Third, I did not perform hyperparameter tuning.

For example, I did not test many values of:

learning rate
batch size
number of hidden layers
number of neurons
dropout rate

Fourth, this model should not be used for real medical diagnosis.

It is only a learning project.


48. Future Improvements

Possible improvements include:

1. Add dropout to reduce overfitting.
2. Add validation set.
3. Use early stopping.
4. Try different learning rates.
5. Try different batch sizes.
6. Compare with Logistic Regression.
7. Compare with Random Forest.
8. Use cross-validation.
9. Deploy the model using Flask or FastAPI.
10. Build a simple web interface for prediction.

49. Conclusion

In this project, I built a complete binary classification model using PyTorch.

The project started from data preparation and ended with model saving and unknown data prediction.
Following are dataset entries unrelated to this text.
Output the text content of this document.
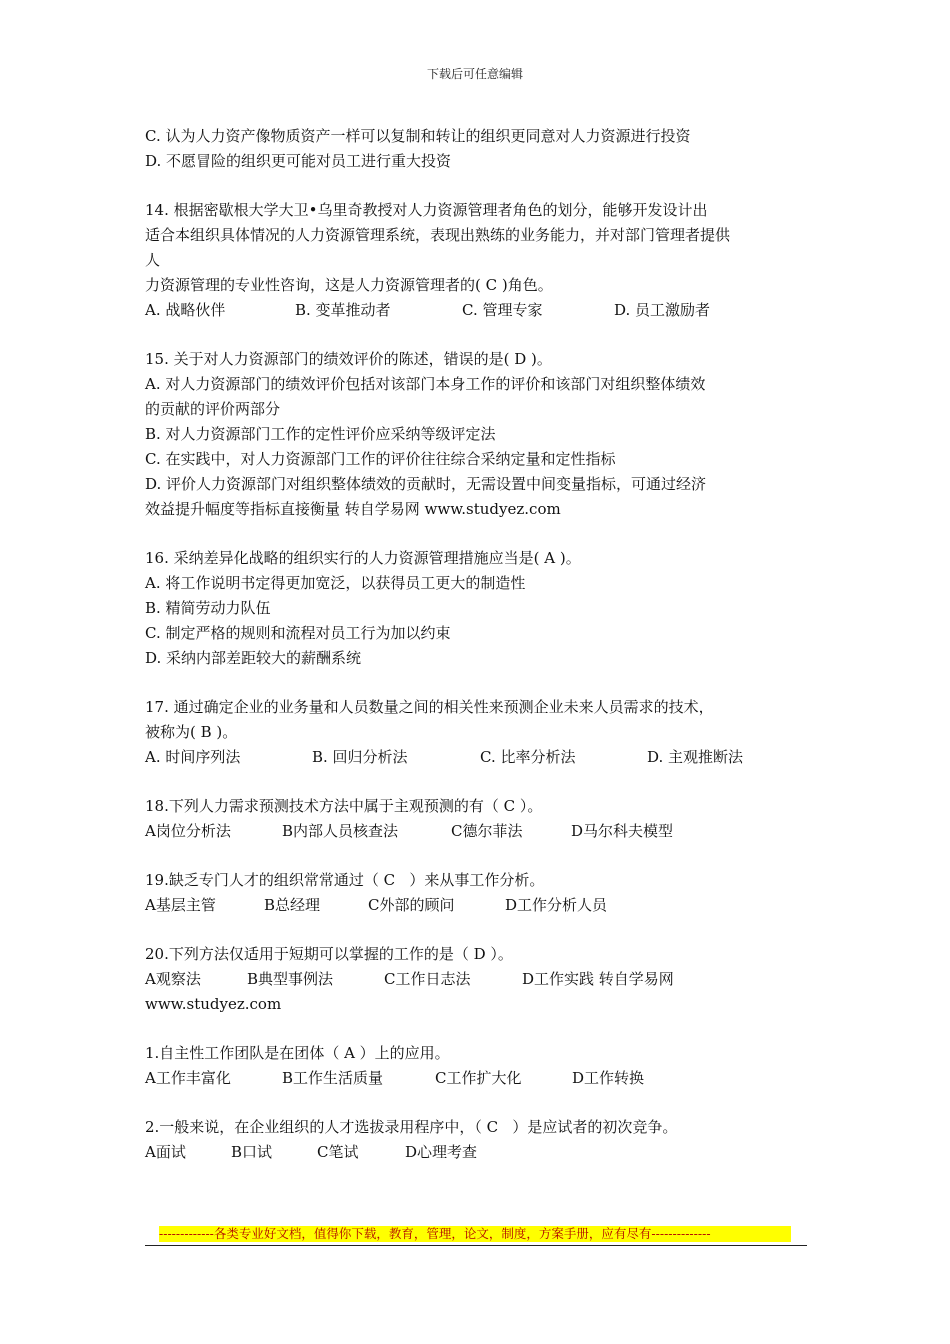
下载后可任意编辑

C. 认为人力资产像物质资产一样可以复制和转让的组织更同意对人力资源进行投资

D. 不愿冒险的组织更可能对员工进行重大投资

14. 根据密歇根大学大卫•乌里奇教授对人力资源管理者角色的划分，能够开发设计出

适合本组织具体情况的人力资源管理系统，表现出熟练的业务能力，并对部门管理者提供

人

力资源管理的专业性咨询，这是人力资源管理者的( C )角色。

A. 战略伙伴	B. 变革推动者	C. 管理专家	D. 员工激励者

15. 关于对人力资源部门的绩效评价的陈述，错误的是( D )。

A. 对人力资源部门的绩效评价包括对该部门本身工作的评价和该部门对组织整体绩效

的贡献的评价两部分

B. 对人力资源部门工作的定性评价应采纳等级评定法

C. 在实践中，对人力资源部门工作的评价往往综合采纳定量和定性指标

D. 评价人力资源部门对组织整体绩效的贡献时，无需设置中间变量指标，可通过经济

效益提升幅度等指标直接衡量 转自学易网 www.studyez.com

16. 采纳差异化战略的组织实行的人力资源管理措施应当是( A )。

A. 将工作说明书定得更加宽泛，以获得员工更大的制造性

B. 精简劳动力队伍

C. 制定严格的规则和流程对员工行为加以约束

D. 采纳内部差距较大的薪酬系统

17. 通过确定企业的业务量和人员数量之间的相关性来预测企业未来人员需求的技术，

被称为( B )。

A. 时间序列法	B. 回归分析法	C. 比率分析法	D. 主观推断法

18.下列人力需求预测技术方法中属于主观预测的有（ C ）。

A岗位分析法	B内部人员核查法	C德尔菲法	D马尔科夫模型

19.缺乏专门人才的组织常常通过（ C   ）来从事工作分析。

A基层主管	B总经理	C外部的顾问	D工作分析人员

20.下列方法仅适用于短期可以掌握的工作的是（ D ）。

A观察法	B典型事例法	C工作日志法	D工作实践 转自学易网

www.studyez.com

1.自主性工作团队是在团体（ A ）上的应用。

A工作丰富化	B工作生活质量	C工作扩大化	D工作转换

2.一般来说，在企业组织的人才选拔录用程序中，（ C   ）是应试者的初次竞争。

A面试	B口试	C笔试	D心理考查
-------------各类专业好文档，值得你下载，教育，管理，论文，制度，方案手册，应有尽有--------------
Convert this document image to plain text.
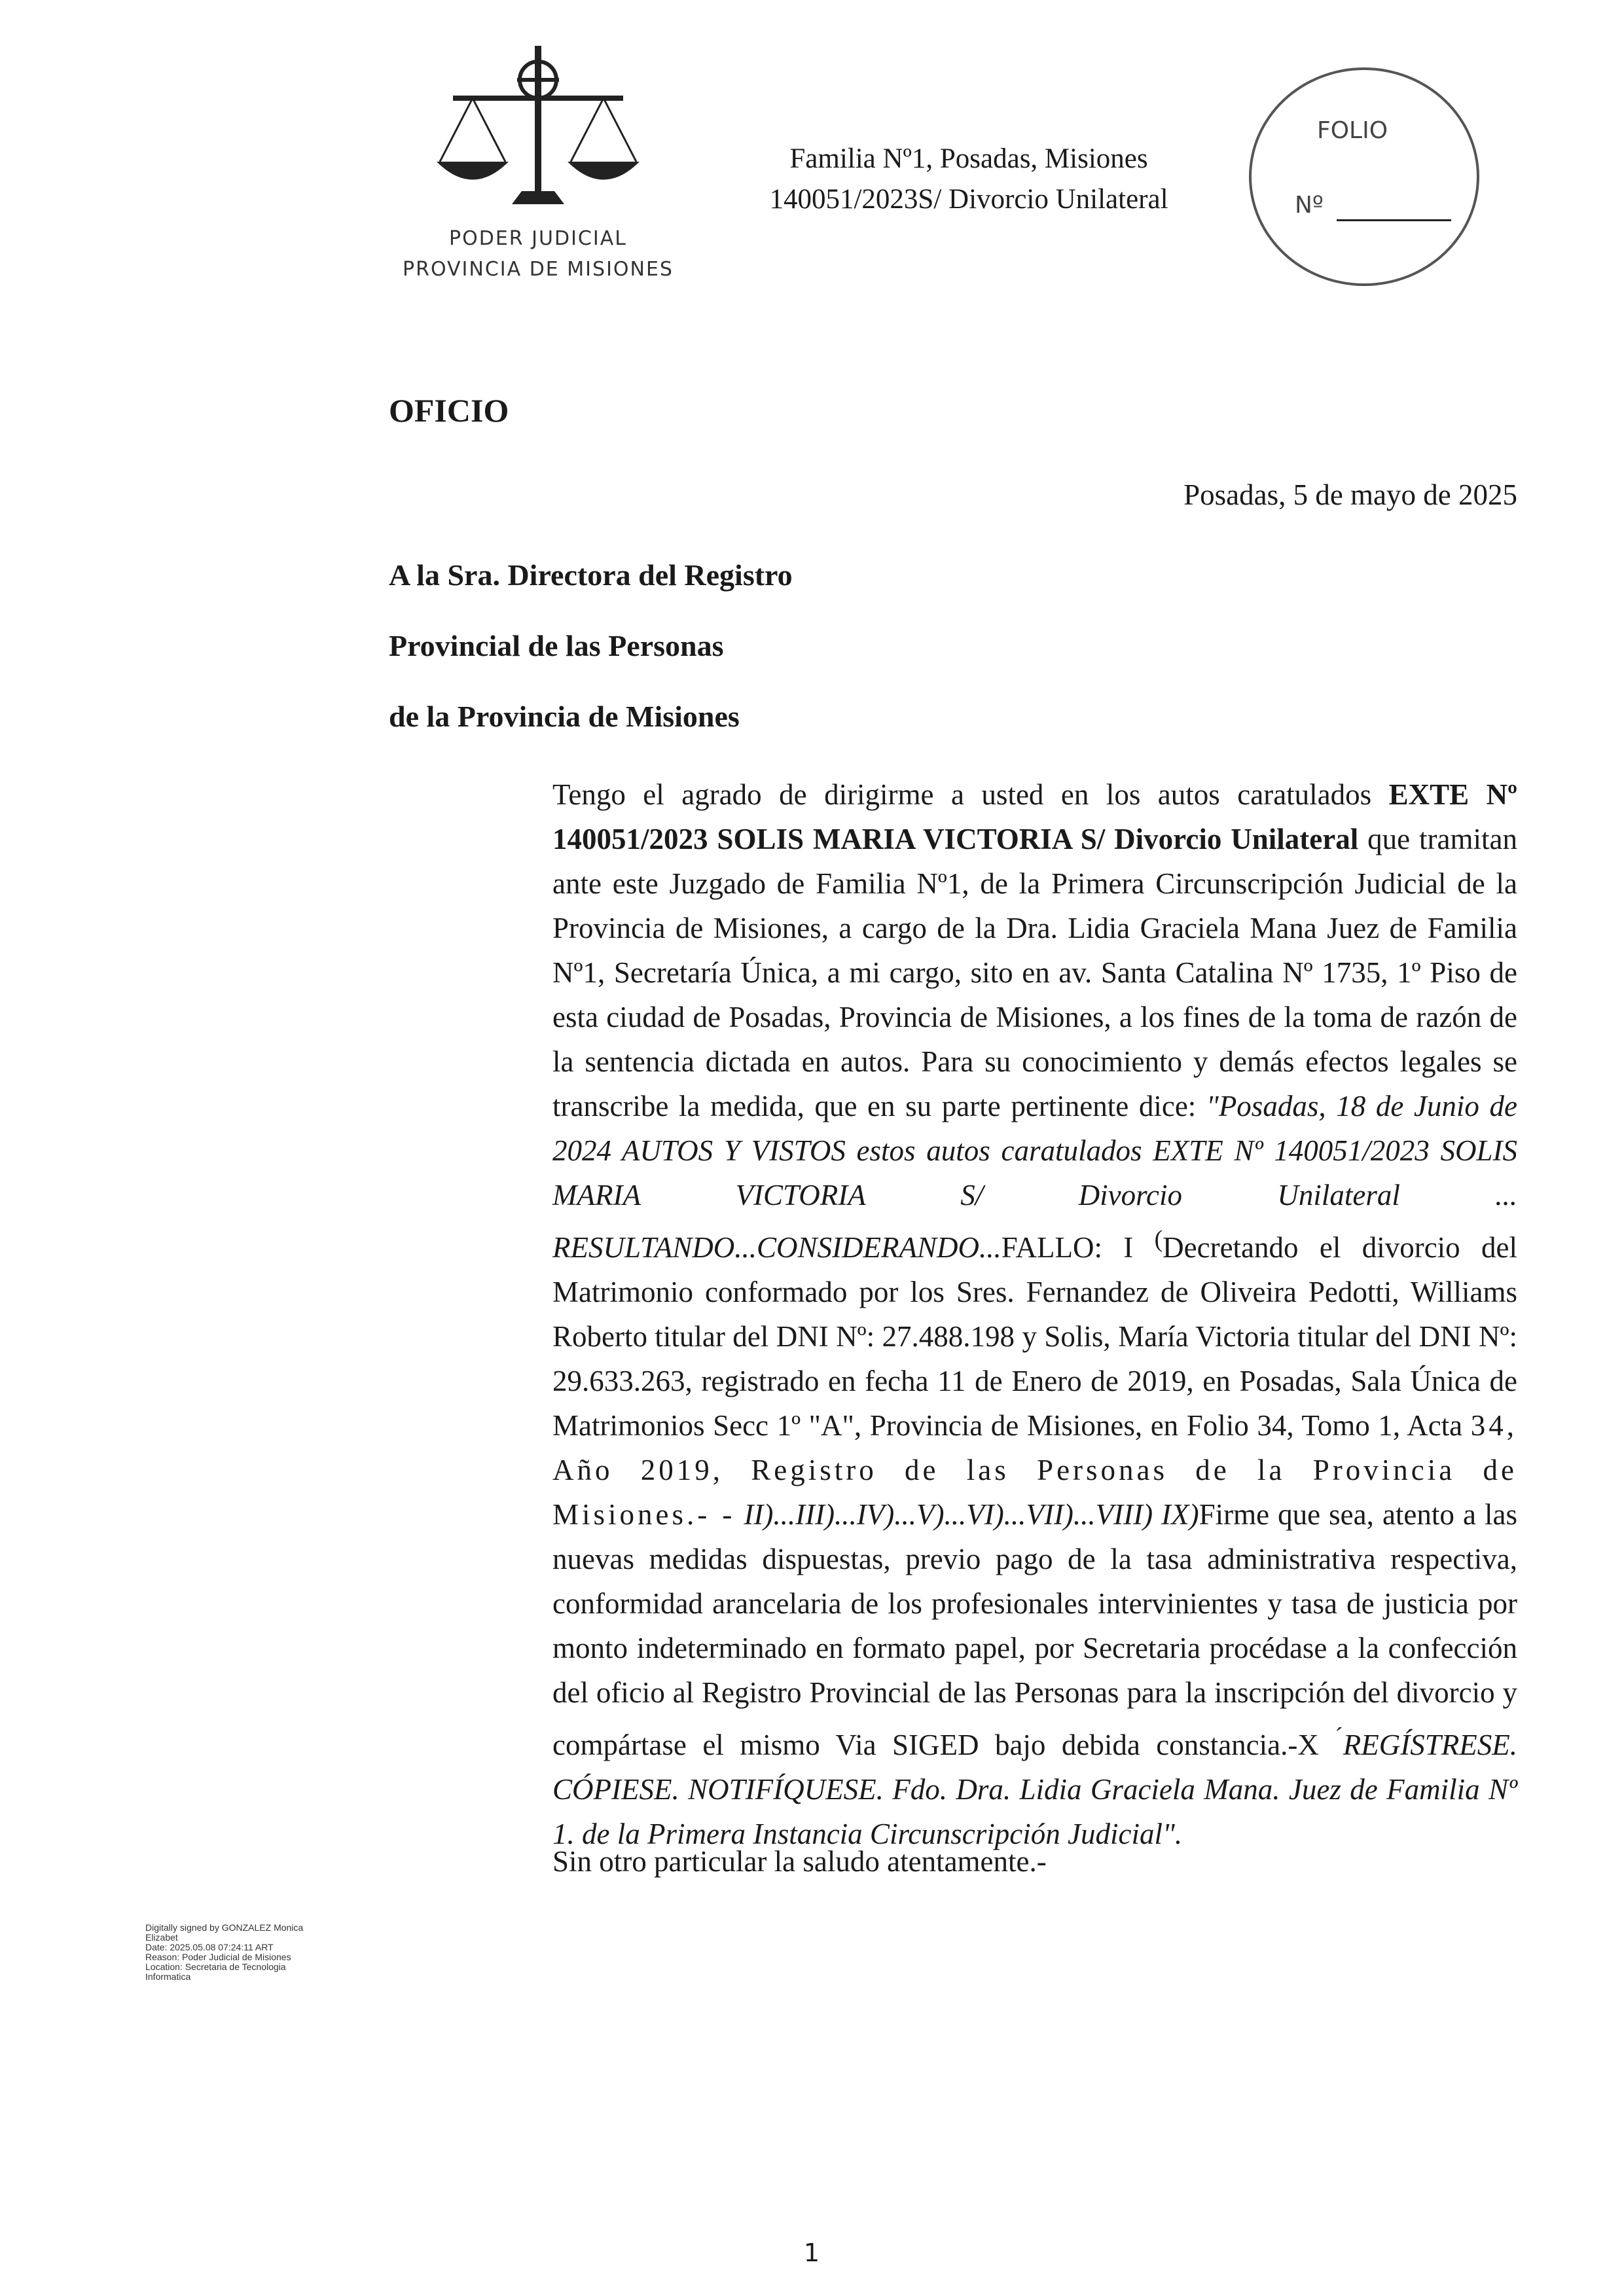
PODER JUDICIAL
PROVINCIA DE MISIONES
Familia Nº1, Posadas, Misiones
140051/2023S/ Divorcio Unilateral
FOLIO
Nº
OFICIO
Posadas, 5 de mayo de 2025
A la Sra. Directora del Registro
Provincial de las Personas
de la Provincia de Misiones
Tengo el agrado de dirigirme a usted en los autos caratulados EXTE Nº 140051/2023 SOLIS MARIA VICTORIA S/ Divorcio Unilateral que tramitan ante este Juzgado de Familia Nº1, de la Primera Circunscripción Judicial de la Provincia de Misiones, a cargo de la Dra. Lidia Graciela Mana Juez de Familia Nº1, Secretaría Única, a mi cargo, sito en av. Santa Catalina Nº 1735, 1º Piso de esta ciudad de Posadas, Provincia de Misiones, a los fines de la toma de razón de la sentencia dictada en autos. Para su conocimiento y demás efectos legales se transcribe la medida, que en su parte pertinente dice: "Posadas, 18 de Junio de 2024 AUTOS Y VISTOS estos autos caratulados EXTE Nº 140051/2023 SOLIS MARIA VICTORIA S/ Divorcio Unilateral ... RESULTANDO...CONSIDERANDO...FALLO: I (Decretando el divorcio del Matrimonio conformado por los Sres. Fernandez de Oliveira Pedotti, Williams Roberto titular del DNI Nº: 27.488.198 y Solis, María Victoria titular del DNI Nº: 29.633.263, registrado en fecha 11 de Enero de 2019, en Posadas, Sala Única de Matrimonios Secc 1º "A", Provincia de Misiones, en Folio 34, Tomo 1, Acta 34, Año 2019, Registro de las Personas de la Provincia de Misiones.- - II)...III)...IV)...V)...VI)...VII)...VIII) IX)Firme que sea, atento a las nuevas medidas dispuestas, previo pago de la tasa administrativa respectiva, conformidad arancelaria de los profesionales intervinientes y tasa de justicia por monto indeterminado en formato papel, por Secretaria procédase a la confección del oficio al Registro Provincial de las Personas para la inscripción del divorcio y compártase el mismo Via SIGED bajo debida constancia.-X ´REGÍSTRESE. CÓPIESE. NOTIFÍQUESE. Fdo. Dra. Lidia Graciela Mana. Juez de Familia Nº 1. de la Primera Instancia Circunscripción Judicial".
Sin otro particular la saludo atentamente.-
Digitally signed by GONZALEZ Monica
Elizabet
Date: 2025.05.08 07:24:11 ART
Reason: Poder Judicial de Misiones
Location: Secretaria de Tecnologia
Informatica
1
The model learned to classify breast tumors as malignant or benign based on 30 input features.

The final model achieved around:

95.61% accuracy
0.9921 AUC score

The baseline accuracy was only around:

63.16%

So the neural network learned useful patterns from the data.

This project is an important step after linear regression because it introduces many real machine learning workflow concepts, including:

classification
train/test split
mini-batch training
loss curves
confusion matrix
ROC curve
AUC
model saving
prediction on unknown data

This makes the project a strong beginner-friendly example for learning PyTorch binary classification.